今、田舎暮らしは、大変なブームになっている。移住者の数は増え続ける一方だ。保見死刑囚が体験した悲劇は、どんな移住者にも貴重な“教訓”を教えてくれている。誰もが同じ体験を味わう可能性がある。まさに「今、ここにある危機」だ。
保見死刑囚に粗野で自己中心的な側面があるのは事実だ。弁護団は一貫して、彼を「妄想性障害」の持ち主として扱った。だが、その内面は実に繊細だ。そして、こちらが驚かされるほど相手を観察している。
強い印象に残ったのは記憶力。彼は事件当夜から山中への逃避行の間――草木1本の位置や正確な時刻さえも――何から何まで鮮明に覚えていた。手紙や面会で詳細な証言に触れるにつれ、「本当だろうか?」と疑問が湧いた。
私は殺害現場から任意同行された場所まで、GPSを片手に確かめて歩いてみた。結果から言えば、証言の全ては完全に正確だった。記憶力に関しては、ある種の特殊な才能を感じたほどのレベルだった。
自分が殺害した5人の被害者とのやり取りも――帰郷して“田舎暮らし”が始まった約20年間分を――鮮明に覚えている。保見死刑囚にとって最大の無念は、その全てが「妄想性障害」と判断されたことだった。単なる被害妄想と片付けられてしまったのだ。
彼が思い込みの強いタイプであることは否定しない。だが、彼ぐらいのレベルは、世間のどこにでもいる。さらに、思い込みが強いからといって、彼の話が全て嘘であるはずもない。必ず真実が含まれている。そこには注意が必要だ。
例えば、高齢の方をインタビューする際、私たち取材者は何度も同じ質問を繰り返し、ゆっくりと事実関係を確認していくのがセオリーだ。こちらの呼吸と相手の呼吸が合わないと、誰も心情を吐露したりしない。
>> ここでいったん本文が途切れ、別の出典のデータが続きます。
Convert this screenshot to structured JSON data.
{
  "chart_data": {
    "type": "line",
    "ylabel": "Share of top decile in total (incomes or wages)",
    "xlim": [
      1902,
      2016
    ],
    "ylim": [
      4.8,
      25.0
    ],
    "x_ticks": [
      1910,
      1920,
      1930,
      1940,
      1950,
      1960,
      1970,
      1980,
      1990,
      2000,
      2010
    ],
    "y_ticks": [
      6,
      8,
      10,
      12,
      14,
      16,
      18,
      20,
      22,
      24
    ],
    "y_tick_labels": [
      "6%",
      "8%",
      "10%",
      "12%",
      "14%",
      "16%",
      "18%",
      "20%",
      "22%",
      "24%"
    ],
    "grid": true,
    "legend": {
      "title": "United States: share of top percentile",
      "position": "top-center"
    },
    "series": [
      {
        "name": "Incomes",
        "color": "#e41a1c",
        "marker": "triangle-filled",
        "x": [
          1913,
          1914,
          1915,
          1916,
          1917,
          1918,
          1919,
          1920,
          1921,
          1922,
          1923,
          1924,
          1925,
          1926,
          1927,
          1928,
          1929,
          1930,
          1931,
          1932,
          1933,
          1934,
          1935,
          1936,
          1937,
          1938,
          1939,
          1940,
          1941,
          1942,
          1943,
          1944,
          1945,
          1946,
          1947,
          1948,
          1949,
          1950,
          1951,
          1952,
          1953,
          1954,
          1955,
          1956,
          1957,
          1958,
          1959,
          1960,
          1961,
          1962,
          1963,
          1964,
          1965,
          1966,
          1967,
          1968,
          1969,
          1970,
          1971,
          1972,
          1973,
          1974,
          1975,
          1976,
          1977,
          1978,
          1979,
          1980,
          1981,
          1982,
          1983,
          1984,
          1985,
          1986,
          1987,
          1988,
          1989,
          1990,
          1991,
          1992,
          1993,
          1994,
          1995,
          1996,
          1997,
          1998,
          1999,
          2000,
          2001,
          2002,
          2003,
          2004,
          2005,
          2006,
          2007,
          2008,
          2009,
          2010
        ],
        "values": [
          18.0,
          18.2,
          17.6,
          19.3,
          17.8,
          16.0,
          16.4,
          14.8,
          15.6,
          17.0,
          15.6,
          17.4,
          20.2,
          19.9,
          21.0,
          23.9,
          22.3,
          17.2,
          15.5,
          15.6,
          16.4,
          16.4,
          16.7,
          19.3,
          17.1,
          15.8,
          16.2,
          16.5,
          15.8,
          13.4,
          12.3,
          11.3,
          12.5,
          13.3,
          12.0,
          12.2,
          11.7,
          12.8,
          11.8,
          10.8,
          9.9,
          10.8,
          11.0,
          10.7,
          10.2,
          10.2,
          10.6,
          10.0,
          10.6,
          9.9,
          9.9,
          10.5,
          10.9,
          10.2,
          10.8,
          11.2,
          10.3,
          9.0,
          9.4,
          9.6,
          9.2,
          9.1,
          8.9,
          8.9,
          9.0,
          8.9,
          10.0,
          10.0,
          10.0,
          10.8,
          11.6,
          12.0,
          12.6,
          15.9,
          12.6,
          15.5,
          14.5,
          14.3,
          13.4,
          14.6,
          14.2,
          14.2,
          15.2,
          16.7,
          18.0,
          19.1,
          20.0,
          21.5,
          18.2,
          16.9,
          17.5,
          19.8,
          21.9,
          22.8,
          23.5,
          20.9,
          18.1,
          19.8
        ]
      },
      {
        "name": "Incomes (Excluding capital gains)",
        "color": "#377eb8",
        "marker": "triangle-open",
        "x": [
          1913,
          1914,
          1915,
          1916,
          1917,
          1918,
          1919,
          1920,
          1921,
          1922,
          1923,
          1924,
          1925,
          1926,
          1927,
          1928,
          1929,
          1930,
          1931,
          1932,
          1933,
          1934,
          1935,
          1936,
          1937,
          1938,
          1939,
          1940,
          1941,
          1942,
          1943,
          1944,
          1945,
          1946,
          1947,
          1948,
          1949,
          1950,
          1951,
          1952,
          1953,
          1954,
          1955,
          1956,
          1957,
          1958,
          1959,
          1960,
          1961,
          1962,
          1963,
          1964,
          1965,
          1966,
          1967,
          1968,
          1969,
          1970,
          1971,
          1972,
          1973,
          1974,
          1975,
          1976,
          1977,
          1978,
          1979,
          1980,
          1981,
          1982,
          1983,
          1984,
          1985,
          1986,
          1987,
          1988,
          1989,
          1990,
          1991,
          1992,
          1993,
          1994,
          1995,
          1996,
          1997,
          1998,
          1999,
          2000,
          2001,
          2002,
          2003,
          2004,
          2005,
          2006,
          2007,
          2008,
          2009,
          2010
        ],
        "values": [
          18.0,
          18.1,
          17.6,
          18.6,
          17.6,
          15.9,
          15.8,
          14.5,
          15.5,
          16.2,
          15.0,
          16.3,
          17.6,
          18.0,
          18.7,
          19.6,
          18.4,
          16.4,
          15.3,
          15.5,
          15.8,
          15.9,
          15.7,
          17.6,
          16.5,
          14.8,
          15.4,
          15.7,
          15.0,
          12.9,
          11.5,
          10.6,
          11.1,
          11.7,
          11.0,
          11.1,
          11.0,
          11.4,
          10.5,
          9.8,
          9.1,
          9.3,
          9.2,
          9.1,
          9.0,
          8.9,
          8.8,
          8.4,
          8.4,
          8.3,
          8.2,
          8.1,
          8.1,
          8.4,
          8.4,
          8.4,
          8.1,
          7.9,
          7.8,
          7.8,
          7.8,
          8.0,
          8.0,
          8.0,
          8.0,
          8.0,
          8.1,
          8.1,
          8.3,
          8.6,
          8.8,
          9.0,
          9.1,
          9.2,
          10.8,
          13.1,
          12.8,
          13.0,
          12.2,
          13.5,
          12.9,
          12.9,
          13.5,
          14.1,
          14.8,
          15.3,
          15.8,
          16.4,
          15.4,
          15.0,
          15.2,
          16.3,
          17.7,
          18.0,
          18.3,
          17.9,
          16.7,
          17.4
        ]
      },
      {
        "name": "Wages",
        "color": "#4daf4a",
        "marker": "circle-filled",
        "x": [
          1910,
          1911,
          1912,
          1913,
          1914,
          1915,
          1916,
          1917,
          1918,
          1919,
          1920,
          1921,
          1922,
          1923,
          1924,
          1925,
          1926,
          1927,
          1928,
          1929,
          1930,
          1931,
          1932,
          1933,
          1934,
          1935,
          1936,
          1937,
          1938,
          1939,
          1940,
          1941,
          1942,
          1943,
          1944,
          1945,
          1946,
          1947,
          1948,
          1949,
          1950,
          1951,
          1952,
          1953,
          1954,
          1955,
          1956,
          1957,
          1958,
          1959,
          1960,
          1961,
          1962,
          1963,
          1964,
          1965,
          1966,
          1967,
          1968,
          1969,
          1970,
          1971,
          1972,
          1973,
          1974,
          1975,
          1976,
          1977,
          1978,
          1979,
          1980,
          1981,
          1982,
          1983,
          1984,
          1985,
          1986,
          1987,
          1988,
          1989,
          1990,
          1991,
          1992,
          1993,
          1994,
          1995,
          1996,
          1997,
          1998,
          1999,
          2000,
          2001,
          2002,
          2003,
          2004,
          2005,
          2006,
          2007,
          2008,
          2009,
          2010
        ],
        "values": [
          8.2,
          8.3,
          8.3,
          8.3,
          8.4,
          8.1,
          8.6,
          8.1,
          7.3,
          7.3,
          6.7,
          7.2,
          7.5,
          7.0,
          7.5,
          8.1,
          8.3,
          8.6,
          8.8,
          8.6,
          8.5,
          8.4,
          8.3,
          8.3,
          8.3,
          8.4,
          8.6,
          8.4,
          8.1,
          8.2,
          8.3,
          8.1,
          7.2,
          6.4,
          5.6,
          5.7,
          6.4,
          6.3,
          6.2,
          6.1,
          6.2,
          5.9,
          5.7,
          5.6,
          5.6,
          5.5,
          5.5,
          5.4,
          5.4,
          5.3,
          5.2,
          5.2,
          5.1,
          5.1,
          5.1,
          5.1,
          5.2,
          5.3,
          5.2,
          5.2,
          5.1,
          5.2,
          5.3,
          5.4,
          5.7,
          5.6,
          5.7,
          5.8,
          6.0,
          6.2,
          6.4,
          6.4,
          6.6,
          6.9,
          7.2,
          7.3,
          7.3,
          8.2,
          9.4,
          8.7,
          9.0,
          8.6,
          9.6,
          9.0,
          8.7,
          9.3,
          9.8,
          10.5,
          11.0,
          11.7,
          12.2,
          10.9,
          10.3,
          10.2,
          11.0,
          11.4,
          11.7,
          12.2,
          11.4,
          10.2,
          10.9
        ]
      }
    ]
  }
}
私は保見死刑囚も似たアプローチが必要な人物だと考えていた。
保見死刑囚の誕生日、私は自宅で「お誕生日おめでとう」とのプレートをホールケーキにつけ、火をともしたキャンドルを載せたところを写真に撮って送った。彼は「誕生日をお祝いしてもらったのは人生で初めて」と、いささか大仰な返礼の手紙を送ってきた。
彼の要望に応じて自宅に足を踏み入れ、衣類などを拘置所に届けたこともある。そして、飼っていた犬の供養も――。